La actitud marca la diferencia


Una señora falleció, y en su viaje hacia la otra vida se encontró a sí misma de pie en una
sala de banquete extremadamente cuidada. Las paredes estaban recubiertas con las
maderas más caras, de los altos techos colgaban arañas de luces de cristal y los lienzos
de todos los grandes maestros de la pintura adornaban la estancia.

En el centro del salón estaba desplegada una inmensa mesa de banquete, con todos los
manjares posibles y los vinos más apreciados del mundo. “Debe ser el cielo”-pensó- un
poco sorprendida. No creía que hubiera llevado una vida tan meritoria o santa como para
merecer tal recompensa.


Sin amilanarse, corrió ansiosa a ocupar su sitio en la mesa, se dejó caer sobre la silla y
entonces se dio cuenta de algo espantoso. Tenía los dos brazos entablillados, no podía
doblar los codos y sentía sus manos como si estuvieran al final de un poste.
 
No le costaba coger los delicados manjares repartidos por la mesa, pero era incapaz de

llevárselos a la boca. Cuando se detuvo unos instantes a observar todo lo que allí había,

y que de forma avariciosa había deseado para ella sola, vio a otras personas sentadas

alrededor de la mesa. También tenían los brazos entablillados, todas proferían

maldiciones, se sentían frustradas y lloraban; pero su destino parecía irremediable.
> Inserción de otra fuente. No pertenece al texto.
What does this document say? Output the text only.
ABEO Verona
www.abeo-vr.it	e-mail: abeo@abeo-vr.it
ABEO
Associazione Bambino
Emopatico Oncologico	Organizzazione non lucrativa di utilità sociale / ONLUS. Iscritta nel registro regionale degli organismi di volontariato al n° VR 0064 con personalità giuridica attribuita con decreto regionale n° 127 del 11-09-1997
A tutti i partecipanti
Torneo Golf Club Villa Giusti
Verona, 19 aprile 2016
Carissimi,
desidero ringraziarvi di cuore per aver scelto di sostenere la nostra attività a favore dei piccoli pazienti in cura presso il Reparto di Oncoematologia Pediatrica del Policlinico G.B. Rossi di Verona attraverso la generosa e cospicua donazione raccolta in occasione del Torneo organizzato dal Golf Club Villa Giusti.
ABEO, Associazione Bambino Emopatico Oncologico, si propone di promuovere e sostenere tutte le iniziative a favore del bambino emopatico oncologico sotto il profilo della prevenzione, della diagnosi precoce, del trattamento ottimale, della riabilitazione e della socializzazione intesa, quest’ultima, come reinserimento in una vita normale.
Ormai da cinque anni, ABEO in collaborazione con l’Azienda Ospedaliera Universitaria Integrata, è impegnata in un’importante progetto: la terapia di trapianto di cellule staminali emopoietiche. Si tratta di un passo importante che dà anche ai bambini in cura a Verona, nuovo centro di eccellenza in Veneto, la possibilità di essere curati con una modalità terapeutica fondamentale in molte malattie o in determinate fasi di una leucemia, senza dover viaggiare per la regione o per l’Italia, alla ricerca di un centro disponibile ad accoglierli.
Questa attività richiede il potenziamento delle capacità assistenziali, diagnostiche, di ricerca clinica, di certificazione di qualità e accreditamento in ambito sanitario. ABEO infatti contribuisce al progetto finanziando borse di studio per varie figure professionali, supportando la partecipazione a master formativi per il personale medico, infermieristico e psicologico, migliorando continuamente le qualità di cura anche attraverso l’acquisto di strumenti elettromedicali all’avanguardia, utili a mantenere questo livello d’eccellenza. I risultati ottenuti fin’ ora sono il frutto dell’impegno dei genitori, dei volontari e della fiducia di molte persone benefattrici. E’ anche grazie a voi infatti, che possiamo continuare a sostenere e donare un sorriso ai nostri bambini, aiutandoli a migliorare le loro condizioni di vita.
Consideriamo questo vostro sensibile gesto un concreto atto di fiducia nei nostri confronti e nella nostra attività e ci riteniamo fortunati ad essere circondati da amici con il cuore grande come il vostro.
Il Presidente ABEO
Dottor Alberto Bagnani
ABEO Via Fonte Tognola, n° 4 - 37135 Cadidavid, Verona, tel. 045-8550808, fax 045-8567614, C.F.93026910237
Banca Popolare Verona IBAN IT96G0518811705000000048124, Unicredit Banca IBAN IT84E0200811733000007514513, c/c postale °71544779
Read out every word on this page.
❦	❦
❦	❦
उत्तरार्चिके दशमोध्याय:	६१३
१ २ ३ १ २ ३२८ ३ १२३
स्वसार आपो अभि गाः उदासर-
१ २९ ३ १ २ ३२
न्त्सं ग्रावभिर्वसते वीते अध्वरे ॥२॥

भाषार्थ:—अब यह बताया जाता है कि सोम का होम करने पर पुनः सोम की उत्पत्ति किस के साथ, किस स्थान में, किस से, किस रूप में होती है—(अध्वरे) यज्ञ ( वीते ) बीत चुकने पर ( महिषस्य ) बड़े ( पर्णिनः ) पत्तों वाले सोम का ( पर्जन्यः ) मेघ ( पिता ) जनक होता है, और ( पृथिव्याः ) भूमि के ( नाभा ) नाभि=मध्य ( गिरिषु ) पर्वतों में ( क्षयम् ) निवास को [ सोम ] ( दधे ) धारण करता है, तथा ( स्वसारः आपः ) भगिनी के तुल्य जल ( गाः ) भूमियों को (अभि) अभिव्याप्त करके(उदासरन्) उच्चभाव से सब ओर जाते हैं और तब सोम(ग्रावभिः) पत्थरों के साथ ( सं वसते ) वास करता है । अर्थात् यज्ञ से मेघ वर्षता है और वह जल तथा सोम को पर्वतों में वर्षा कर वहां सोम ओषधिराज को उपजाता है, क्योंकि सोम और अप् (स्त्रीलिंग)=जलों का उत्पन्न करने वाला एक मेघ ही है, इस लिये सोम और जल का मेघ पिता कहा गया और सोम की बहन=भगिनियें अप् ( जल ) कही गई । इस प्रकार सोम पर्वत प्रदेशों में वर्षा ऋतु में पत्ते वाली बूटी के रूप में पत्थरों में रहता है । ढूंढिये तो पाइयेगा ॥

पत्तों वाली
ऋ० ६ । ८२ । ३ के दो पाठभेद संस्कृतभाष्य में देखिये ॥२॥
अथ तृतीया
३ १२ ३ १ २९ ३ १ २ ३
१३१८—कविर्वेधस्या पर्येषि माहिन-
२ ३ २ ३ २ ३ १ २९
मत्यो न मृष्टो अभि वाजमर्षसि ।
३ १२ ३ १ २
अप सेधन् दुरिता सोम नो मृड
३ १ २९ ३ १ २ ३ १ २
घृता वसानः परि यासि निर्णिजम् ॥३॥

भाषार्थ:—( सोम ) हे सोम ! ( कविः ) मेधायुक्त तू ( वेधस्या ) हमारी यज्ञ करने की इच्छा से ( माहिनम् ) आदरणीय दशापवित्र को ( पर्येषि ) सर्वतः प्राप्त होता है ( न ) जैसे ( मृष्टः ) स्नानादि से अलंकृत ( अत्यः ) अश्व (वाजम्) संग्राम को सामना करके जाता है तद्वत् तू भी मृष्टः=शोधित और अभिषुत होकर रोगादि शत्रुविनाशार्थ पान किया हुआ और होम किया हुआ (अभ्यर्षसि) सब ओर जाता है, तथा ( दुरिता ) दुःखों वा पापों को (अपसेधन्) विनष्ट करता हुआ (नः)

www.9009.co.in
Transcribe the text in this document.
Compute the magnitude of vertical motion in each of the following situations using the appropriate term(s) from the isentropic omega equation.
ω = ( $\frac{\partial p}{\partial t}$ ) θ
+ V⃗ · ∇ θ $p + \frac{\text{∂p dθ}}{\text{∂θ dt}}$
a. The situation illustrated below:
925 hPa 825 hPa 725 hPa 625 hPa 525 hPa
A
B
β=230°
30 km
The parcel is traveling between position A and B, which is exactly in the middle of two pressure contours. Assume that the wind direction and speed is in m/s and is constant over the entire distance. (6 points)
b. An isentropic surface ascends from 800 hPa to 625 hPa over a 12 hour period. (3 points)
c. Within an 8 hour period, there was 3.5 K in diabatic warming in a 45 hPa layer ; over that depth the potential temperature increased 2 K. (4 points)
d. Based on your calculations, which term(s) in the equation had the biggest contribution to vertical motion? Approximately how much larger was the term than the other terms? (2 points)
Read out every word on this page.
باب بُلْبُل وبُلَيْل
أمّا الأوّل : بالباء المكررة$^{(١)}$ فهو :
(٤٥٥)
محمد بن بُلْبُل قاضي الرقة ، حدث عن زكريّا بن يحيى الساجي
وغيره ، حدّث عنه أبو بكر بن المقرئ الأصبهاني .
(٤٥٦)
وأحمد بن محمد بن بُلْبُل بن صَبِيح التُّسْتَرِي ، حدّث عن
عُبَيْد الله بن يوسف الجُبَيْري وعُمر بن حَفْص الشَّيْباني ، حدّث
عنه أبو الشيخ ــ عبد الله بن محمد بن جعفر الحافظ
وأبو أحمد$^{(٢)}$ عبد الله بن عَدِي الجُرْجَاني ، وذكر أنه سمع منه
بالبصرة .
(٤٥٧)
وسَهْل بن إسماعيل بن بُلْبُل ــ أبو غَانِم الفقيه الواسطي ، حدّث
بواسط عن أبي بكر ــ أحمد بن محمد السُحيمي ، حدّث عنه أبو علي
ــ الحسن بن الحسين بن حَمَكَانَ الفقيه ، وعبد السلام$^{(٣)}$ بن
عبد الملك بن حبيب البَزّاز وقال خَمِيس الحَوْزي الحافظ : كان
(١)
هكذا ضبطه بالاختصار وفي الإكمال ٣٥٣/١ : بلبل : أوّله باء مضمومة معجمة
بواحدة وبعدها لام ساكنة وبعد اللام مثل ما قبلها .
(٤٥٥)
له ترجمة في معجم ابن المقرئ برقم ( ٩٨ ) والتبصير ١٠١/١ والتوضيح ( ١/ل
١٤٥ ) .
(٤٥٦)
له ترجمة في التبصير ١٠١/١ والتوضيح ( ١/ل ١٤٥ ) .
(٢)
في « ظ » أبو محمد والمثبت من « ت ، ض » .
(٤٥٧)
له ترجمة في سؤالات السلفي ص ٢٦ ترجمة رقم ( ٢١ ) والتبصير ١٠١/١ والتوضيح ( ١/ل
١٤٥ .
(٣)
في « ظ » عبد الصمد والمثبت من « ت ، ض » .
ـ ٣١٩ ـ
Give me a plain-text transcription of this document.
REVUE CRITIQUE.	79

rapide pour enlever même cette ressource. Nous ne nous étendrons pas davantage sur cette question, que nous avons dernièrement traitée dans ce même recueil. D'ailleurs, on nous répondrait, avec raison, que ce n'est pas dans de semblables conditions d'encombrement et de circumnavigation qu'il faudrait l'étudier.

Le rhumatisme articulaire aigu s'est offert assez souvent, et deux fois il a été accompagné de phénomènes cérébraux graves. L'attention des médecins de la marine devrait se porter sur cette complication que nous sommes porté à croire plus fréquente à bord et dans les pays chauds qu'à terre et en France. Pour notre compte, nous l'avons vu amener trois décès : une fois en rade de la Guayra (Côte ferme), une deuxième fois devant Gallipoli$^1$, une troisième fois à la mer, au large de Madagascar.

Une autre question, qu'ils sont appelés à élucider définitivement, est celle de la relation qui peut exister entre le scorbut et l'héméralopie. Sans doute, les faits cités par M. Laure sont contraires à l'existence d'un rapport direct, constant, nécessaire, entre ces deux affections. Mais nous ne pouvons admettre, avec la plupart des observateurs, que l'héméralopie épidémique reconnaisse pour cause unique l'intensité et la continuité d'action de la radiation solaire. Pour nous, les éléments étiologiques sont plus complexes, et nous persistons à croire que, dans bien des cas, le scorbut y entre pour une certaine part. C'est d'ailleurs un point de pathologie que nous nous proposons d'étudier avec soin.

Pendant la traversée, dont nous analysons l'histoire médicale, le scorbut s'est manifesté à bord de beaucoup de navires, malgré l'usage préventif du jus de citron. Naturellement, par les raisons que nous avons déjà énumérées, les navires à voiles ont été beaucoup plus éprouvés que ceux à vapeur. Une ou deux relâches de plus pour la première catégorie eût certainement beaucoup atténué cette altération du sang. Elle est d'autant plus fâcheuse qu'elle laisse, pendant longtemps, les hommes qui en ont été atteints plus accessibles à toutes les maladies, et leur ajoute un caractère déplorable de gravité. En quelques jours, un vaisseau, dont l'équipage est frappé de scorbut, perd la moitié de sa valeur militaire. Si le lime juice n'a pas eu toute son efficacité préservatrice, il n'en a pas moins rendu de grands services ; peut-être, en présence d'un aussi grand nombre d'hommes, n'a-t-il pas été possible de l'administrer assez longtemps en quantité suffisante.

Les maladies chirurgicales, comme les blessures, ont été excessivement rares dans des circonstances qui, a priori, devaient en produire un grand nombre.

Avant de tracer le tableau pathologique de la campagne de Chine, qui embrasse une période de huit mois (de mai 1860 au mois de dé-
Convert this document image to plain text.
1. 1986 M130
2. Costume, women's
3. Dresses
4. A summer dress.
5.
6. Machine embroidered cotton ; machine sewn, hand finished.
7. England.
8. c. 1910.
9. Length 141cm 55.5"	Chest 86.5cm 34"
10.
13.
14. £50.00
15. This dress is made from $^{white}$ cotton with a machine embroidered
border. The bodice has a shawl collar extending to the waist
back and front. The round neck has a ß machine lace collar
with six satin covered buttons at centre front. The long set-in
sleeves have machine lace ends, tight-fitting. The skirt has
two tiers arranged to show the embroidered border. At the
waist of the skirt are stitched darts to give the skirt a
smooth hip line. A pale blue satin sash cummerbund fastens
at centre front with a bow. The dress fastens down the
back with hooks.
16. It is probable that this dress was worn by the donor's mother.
“Estaba equivocada”, pensó la señora. “Esto no es el cielo, sino el infierno. Me pregunto
cómo será el cielo.”

Sus deseos la transportaron a otra sala de banquete idéntica. Del techo pendían las
mismas valiosas arañas de cristal, en las exóticas paredes de madera también había
cuadros pintados por grandes maestros, en el centro de la estancia había una mesa de
madera tallada, en la cual también estaban dispuestos los más ricos manjares y los vinos
más afamados. De nuevo, volvió a correr para ocupar un asiento, esperando poder
participar en el banquete, pero una vez más percibió esa sensación inesperada: sus
brazos seguían estando rígidos y entablillados.

Al borde de la desesperación, miró a su alrededor. Había algo muy diferente en el grupo
de comensales, pues todos estaban felices y parecían estar saciados. Observó sus
brazos y se percató de que también estaban entablillados, al igual que los suyos. Sin
embargo estas personas, pese a sus dificultades, se sentían joviales y comunicativas.

 Por fin se dio cuenta de dónde radicaba la diferencia. Estos comensales no luchaban
por deshacerse del inamovible vendaje, ni trataban codiciosamente de llevarse la
comida a la boca. Por el contrario, cada persona cogía algún manjar y se lo ofrecía
cortésmente a quien tenía sentado en frente. En lugar de ver sus restricciones como
una incapacidad, las utilizaban para beneficiar a sus compañeros de mesa. Cuando
conseguían coger algo de comida se la daban a la persona que había en el otro extremo.
La señora se dio cuenta de que dando a los demás, ella también ganaba. Los demás la
alimentaban de la misma forma que ella los alimentaba.

 “Esto no sólo atañe a la comida”-pensó- ya que los comensales también compartían una
conversación. Todos intercambiaban historias, irradiaban optimismo y disfrutaban
juntos de una feliz experiencia. “Sí” -pensó- “esto verdaderamente es el cielo”.